Eli was a rambunctious kid. He was quick, crazed and energized. His father taught him how to skateboard at the age of three and by the age of six, he was already dropping into bowls at the skatepark and landing kickflips.
Eli had blonde hair and a smile that seared; it was one of the characteristics his father and others always loved about Eli—he was always smiling.
Like many children, Eli sought freedom and exploration and in the three months before he was fatally stabbed in downtown Kelowna, his youthful aching to wander showed parallels with his father’s.
“His whole life, everybody that has ever known him has said, ‘That’s your little mini-me right there,’” said Robyn-lain Beauregard, 37, father of the late 16-year-old.
As a kid growing up in Arthur, Ontario – a town with under 2,500 residents and a couple dozen streets – Beauregard wanted out. So at around age 15, he left town, dropped out of school and began hitchhiking to nearby cities in Ontario.
In the process, he had become homeless and stayed that way for about a year and a half until he was housed in Toronto around the age of 17. “I was bored, I was always at home, I wanted freedom.”
He met Eli’s mother-to-be in Toronto while they attended school together. When Beauregard was 18, Eli’s mother was pregnant and Beauregard recovered and transitioned into a father figure for young Eli.
A vagrant of sorts, Beauregard learnt a lot while he was street-ridden. It was something he wished Eli would learn from and not have to go through himself.
“We would come to Kelowna every now and then and I would tell him that we were just sight-seeing and as we were going, I’d see things that I hoped he would never be involved with,” he said. “And I made sure he knew.”
But his father’s subtle lessons and stories wasn’t enough for Eli. After all, he was Beauregard’s “mini-me”.
Eli moved into his mother’s house in Kelowna just before Christmas 2018 after an extended trip east-bound from Calgary with his father. However, it was transient and served more as reverse transitional housing, landing Eli on the street through self-autonomy rather than latent parenting.
“He started disappearing a little bit more every day, then he started not coming home at night,” Beauregard called.
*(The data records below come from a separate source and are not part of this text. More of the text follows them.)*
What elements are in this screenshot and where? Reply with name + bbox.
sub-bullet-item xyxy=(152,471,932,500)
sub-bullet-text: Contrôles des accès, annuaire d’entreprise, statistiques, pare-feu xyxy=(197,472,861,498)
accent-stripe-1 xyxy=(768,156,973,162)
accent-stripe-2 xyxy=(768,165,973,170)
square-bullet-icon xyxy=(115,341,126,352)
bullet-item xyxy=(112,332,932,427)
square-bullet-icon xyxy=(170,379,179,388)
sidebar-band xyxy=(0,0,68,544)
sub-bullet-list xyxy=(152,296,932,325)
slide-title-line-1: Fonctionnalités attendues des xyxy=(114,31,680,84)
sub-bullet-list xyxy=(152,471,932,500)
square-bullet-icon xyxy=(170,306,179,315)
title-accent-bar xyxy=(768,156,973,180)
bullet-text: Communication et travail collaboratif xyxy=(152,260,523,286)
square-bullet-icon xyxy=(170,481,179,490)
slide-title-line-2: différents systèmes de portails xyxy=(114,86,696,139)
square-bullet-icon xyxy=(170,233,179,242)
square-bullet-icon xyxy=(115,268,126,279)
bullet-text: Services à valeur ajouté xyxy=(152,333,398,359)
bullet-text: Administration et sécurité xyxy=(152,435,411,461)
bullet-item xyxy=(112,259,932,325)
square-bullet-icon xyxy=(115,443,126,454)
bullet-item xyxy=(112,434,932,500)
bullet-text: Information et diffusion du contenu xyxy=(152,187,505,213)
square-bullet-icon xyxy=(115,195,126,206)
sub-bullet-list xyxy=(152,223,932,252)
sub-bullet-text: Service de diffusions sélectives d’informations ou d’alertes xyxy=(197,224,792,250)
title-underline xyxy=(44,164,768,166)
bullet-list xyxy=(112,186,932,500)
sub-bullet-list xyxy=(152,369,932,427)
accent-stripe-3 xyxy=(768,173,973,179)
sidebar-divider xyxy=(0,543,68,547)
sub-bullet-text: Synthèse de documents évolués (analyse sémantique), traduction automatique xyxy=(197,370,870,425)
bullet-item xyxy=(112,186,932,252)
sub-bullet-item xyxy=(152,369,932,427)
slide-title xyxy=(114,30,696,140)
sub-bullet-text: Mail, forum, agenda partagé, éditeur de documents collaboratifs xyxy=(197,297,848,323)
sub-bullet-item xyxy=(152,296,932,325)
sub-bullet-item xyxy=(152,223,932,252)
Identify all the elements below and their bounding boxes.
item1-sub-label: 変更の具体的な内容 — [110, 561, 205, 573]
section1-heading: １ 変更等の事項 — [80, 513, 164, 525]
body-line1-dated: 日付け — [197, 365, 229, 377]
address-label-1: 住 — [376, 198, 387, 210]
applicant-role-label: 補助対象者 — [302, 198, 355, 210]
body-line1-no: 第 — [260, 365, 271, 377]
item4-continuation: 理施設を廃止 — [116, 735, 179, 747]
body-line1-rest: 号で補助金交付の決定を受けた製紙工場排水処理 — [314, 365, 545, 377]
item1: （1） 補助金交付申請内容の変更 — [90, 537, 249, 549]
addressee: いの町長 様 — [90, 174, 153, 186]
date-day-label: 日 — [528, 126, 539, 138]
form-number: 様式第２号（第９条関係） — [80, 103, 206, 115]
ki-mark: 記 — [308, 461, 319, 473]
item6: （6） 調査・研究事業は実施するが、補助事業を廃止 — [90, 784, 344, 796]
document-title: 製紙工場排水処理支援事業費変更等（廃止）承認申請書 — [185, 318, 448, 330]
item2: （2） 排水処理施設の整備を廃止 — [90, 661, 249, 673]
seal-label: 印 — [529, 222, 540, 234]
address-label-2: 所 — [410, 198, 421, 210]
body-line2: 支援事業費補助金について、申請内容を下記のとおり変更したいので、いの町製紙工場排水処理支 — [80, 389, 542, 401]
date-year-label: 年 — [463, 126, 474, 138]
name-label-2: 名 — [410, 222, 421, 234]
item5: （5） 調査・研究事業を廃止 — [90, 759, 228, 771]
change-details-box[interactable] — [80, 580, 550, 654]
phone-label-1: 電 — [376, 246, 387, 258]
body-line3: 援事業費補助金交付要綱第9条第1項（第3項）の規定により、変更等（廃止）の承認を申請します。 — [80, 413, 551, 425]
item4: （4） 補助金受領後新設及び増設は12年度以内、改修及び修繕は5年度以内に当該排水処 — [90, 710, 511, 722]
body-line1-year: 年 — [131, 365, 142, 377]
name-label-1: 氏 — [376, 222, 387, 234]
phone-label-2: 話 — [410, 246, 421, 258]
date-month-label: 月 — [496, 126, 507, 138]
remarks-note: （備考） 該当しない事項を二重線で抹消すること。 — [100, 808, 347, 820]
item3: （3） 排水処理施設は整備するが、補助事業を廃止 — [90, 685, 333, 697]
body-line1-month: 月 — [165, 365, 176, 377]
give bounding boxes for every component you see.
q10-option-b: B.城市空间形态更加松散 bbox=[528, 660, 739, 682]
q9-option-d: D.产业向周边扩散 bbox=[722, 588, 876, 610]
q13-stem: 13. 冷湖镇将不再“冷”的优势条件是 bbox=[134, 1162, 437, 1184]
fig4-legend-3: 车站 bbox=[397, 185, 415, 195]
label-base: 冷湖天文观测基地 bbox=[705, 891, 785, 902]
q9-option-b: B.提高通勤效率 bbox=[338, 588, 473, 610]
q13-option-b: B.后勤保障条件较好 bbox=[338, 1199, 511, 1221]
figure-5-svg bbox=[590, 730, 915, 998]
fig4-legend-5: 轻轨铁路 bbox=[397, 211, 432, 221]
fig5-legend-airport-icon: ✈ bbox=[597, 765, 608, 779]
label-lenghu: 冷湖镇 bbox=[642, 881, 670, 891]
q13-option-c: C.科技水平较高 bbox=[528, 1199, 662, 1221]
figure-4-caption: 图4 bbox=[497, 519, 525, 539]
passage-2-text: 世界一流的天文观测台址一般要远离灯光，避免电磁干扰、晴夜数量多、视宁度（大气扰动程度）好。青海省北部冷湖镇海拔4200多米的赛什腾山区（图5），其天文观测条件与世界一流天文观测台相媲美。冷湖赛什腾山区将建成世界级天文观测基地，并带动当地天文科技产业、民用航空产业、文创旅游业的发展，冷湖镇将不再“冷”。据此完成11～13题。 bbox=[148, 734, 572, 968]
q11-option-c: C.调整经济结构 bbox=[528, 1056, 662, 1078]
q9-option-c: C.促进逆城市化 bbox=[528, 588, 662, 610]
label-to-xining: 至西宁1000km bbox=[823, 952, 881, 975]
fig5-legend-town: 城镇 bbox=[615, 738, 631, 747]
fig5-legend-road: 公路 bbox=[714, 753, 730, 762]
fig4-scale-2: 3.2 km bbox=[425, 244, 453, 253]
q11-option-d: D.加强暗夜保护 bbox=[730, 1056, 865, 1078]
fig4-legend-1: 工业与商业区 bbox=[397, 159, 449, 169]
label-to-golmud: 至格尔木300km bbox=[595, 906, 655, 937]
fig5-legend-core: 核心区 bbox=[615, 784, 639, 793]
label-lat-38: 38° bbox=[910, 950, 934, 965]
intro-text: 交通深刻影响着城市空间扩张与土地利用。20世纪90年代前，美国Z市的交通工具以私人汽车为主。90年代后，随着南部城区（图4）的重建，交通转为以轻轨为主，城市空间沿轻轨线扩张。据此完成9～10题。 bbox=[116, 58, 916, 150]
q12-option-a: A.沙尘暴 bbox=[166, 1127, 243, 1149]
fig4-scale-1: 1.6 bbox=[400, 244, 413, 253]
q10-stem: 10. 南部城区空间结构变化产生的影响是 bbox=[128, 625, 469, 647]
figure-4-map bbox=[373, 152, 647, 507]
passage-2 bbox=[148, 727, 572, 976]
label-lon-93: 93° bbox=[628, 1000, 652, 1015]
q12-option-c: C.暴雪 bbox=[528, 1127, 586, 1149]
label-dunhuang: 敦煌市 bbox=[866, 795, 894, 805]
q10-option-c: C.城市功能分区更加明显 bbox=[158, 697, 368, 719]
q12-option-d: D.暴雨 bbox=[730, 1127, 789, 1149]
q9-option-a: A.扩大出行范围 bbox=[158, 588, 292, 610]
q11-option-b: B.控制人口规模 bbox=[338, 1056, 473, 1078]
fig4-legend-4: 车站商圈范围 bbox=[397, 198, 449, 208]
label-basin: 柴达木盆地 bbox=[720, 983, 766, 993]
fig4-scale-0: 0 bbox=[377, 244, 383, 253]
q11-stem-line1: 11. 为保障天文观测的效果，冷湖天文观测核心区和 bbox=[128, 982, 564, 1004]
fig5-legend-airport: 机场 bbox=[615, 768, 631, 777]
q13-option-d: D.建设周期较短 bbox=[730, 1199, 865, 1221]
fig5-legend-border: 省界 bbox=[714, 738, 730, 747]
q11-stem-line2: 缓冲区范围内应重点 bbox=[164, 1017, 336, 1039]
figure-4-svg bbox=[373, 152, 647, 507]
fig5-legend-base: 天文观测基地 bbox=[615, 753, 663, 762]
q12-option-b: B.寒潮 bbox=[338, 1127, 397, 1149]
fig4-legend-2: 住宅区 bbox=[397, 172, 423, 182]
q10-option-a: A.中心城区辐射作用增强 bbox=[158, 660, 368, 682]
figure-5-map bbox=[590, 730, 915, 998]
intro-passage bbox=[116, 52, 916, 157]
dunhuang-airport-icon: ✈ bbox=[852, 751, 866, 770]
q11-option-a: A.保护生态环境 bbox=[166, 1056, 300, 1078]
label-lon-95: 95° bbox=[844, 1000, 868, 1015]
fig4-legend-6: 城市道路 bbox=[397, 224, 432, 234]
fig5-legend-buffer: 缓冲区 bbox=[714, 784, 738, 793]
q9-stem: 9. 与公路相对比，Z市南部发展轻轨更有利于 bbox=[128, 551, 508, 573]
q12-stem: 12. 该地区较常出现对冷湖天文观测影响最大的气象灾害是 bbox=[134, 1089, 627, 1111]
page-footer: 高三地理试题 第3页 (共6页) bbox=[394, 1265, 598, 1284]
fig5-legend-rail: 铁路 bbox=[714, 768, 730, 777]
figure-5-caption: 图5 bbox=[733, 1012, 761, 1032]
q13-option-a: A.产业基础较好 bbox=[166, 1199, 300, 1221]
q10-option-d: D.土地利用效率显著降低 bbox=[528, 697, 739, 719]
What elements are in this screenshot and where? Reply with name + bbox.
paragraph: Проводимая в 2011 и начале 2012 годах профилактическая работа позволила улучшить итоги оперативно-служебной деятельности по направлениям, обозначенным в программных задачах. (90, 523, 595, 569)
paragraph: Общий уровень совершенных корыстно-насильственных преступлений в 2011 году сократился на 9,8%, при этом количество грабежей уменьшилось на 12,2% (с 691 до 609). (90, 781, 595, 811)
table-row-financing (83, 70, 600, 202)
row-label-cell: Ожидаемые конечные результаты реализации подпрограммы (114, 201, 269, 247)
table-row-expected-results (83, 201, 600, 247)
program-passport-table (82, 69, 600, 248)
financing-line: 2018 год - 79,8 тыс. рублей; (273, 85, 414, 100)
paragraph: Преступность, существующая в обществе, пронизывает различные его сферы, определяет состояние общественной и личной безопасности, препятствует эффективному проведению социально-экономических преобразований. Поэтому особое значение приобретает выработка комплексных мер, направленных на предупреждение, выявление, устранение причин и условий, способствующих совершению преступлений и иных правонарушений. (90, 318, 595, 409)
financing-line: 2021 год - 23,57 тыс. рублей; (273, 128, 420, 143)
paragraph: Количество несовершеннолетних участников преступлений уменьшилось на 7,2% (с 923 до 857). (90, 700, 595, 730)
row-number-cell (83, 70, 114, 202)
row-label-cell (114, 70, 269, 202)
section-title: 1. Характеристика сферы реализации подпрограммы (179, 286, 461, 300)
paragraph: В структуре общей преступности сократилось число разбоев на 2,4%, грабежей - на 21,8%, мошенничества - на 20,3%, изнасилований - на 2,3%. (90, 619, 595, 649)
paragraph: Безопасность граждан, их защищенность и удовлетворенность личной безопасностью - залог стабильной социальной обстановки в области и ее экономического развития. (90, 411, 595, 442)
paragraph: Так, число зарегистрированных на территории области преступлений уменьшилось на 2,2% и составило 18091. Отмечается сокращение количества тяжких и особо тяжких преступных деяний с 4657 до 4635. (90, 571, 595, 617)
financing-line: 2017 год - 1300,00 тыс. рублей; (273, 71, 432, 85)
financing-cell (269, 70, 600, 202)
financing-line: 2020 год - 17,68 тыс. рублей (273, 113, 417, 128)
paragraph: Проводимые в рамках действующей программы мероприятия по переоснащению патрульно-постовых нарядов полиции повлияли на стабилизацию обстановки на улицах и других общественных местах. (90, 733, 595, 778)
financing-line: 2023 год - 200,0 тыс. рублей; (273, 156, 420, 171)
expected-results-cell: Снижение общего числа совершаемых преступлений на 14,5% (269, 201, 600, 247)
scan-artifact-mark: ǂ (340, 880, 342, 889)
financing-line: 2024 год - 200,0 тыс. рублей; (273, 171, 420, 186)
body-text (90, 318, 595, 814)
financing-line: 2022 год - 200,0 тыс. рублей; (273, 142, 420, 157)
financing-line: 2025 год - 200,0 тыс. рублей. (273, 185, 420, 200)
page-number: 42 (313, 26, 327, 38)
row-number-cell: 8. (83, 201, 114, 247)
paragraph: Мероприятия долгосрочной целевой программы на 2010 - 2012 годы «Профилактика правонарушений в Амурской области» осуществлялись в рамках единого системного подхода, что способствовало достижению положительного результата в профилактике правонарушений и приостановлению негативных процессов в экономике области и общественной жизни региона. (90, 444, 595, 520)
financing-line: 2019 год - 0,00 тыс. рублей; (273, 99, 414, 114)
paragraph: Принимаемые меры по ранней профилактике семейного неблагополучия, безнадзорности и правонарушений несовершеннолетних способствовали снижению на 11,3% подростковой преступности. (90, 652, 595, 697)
Both mother and father both reached out to Eli and spoke quite often. As Beauregard explained, Eli was free to roam where he pleased. If he wanted to stay with his mother, he could. If he wanted to stay with his father, great. If he wanted to wander, so be it. But he found a sense of home on the street.
“There’s a reason why somebody would choose the street over a perfectly good home,” said Beauregard. “For my son it was following rules at home, going to school, having to get up every day at a certain time … that just wasn’t my kid. He was never, ever cool with that.”
From the time when Eli first went to school, he was different. Beauregard said that he couldn’t make friends or didn’t want to make friends. And when he lived on the street for the three-odd months preceded his death, he made more friends than he might’ve had throughout his whole childhood.
“That might’ve been the original draw to downtown, was that, ‘I get to go and hang out with my friends that I actually want to hang out with,’” said Beauregard.
The group of strangers that Eli morphed into his circle reminded Beauregard of the people that helped him through his days on the street as a youth as well. From friends to shelters and food banks, Eli was known and cared for.
“When I was in that lifestyle I had a lot of people that helped me,” he said.”I learnt that there was a lot of people doing that for Eli.”
A child who subconsciously had a knack for rebellion, an anomaly separated from the bulk; for Eli, it was less about being retrogressive but rather of fulfilling a part of his life in which he felt must be, according to his father. He was depicted as a stand-alone figure with blonde hair and a smile that seers.
“He was a handful right from the get-go and that’s just who he was.”